I'm worried about the health and behavior of a rescued dog since I am unable to confirm the pedigree.


----------



## Eva von Selah (May 7, 2010)

Selah Shepherds in WV; czech and german purebred, large, level top lines, longcoat (not thin, full double-coat), all colors, hip/health guarantee, AKC. These are pets, great with children and other dogs. I have a two-year old female black and red that is just perfect. Highly recommend, you can contact me privately if you'd like more information.


----------



## Andy-jr. (Mar 1, 2010)

You can try these guys. They are in WV right outside Harpers Ferry. 

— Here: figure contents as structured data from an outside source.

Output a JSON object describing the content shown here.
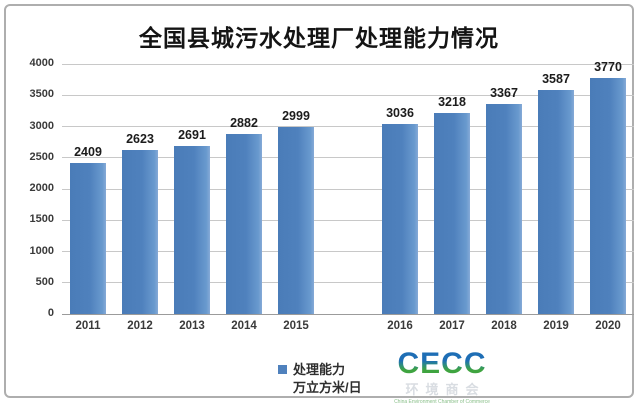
{
  "title": "全国县城污水处理厂处理能力情况",
  "chart_data": {
    "type": "bar",
    "categories": [
      "2011",
      "2012",
      "2013",
      "2014",
      "2015",
      "2016",
      "2017",
      "2018",
      "2019",
      "2020"
    ],
    "values": [
      2409,
      2623,
      2691,
      2882,
      2999,
      3036,
      3218,
      3367,
      3587,
      3770
    ],
    "title": "全国县城污水处理厂处理能力情况",
    "xlabel": "",
    "ylabel": "",
    "ylim": [
      0,
      4000
    ],
    "ytick_step": 500,
    "grid": true,
    "gap_after_category": "2015",
    "bar_color": "#4F81BD",
    "legend_entries": [
      "处理能力 万立方米/日"
    ],
    "legend_position": "bottom-center",
    "data_labels": true
  },
  "legend": {
    "line1": "处理能力",
    "line2": "万立方米/日",
    "marker_color": "#4F81BD"
  },
  "logo": {
    "acronym": "CECC",
    "name_cn": "环境商会",
    "tagline_en": "China Environment Chamber of Commerce",
    "color_top": "#1E6EB5",
    "color_bottom": "#3FA440"
  },
  "colors": {
    "bar": "#4F81BD",
    "gridline": "#C8C8C8",
    "axis_line": "#9B9B9B",
    "label_text": "#3A3A3A",
    "panel_border": "#AEAEAE",
    "background": "#FFFFFF"
  }
}
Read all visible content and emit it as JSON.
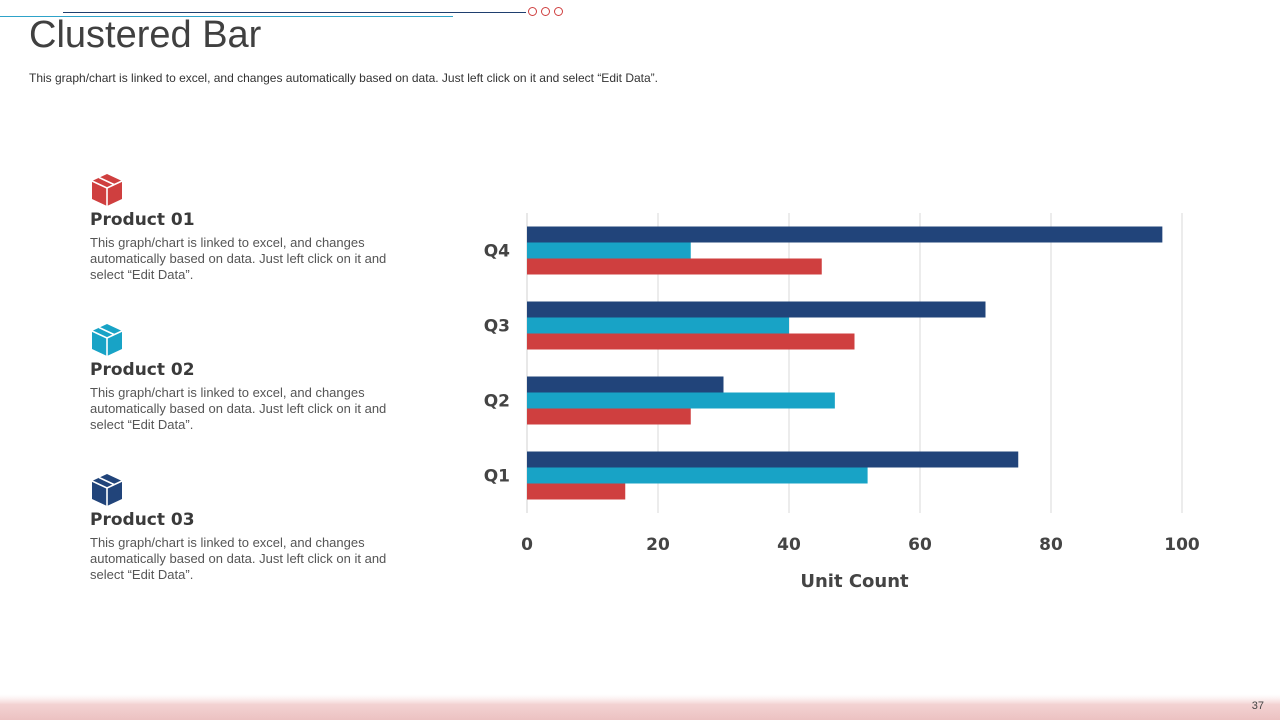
{
  "slide": {
    "title": "Clustered Bar",
    "subtitle": "This graph/chart is linked to excel, and changes automatically based on data. Just left click on it and select “Edit Data”.",
    "page_number": "37"
  },
  "products": [
    {
      "title": "Product  01",
      "description": "This graph/chart is linked to excel,  and changes automatically based on data. Just left click on it and select “Edit Data”.",
      "icon": "box-icon",
      "color": "#cf3f3f"
    },
    {
      "title": "Product  02",
      "description": "This graph/chart is linked to excel,  and changes automatically based on data. Just left click on it and select “Edit Data”.",
      "icon": "box-icon",
      "color": "#18a3c6"
    },
    {
      "title": "Product  03",
      "description": "This graph/chart is linked to excel,  and changes automatically based on data. Just left click on it and select “Edit Data”.",
      "icon": "box-icon",
      "color": "#21447a"
    }
  ],
  "chart_data": {
    "type": "bar",
    "orientation": "horizontal",
    "categories": [
      "Q1",
      "Q2",
      "Q3",
      "Q4"
    ],
    "series": [
      {
        "values": [
          15,
          25,
          50,
          45
        ],
        "color": "#cf3f3f"
      },
      {
        "values": [
          52,
          47,
          40,
          25
        ],
        "color": "#18a3c6"
      },
      {
        "values": [
          75,
          30,
          70,
          97
        ],
        "color": "#21447a"
      }
    ],
    "xlabel": "Unit Count",
    "xlim": [
      0,
      100
    ],
    "xticks": [
      0,
      20,
      40,
      60,
      80,
      100
    ],
    "grid": true,
    "legend": "none"
  }
}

German Shepherd, Dog Training, Grooming, Boarding, Breeding and Sales - Our Puppies

*R3CONWARR1OR* just got a puppy from them this past weekend. Here is his thread

http://www.germanshepherds.com/forum/pictures-pictures-pictures/138478-introducing-phoebe.html


----------



## R3C0NWARR10R (Mar 26, 2010)

Hey Andy!

If you are looking for good German line pups the breeder I used is really great. I played with the litter for a bit Saturday and they all have a fantasic temperment. There are some good potential working dogs. The pups were very social and have great nerves. 

I would recomend them to anyone.


----------



## Jessiewessie99 (Mar 6, 2009)

You can go to Breed specific rescues. There are GSD rescues.


----------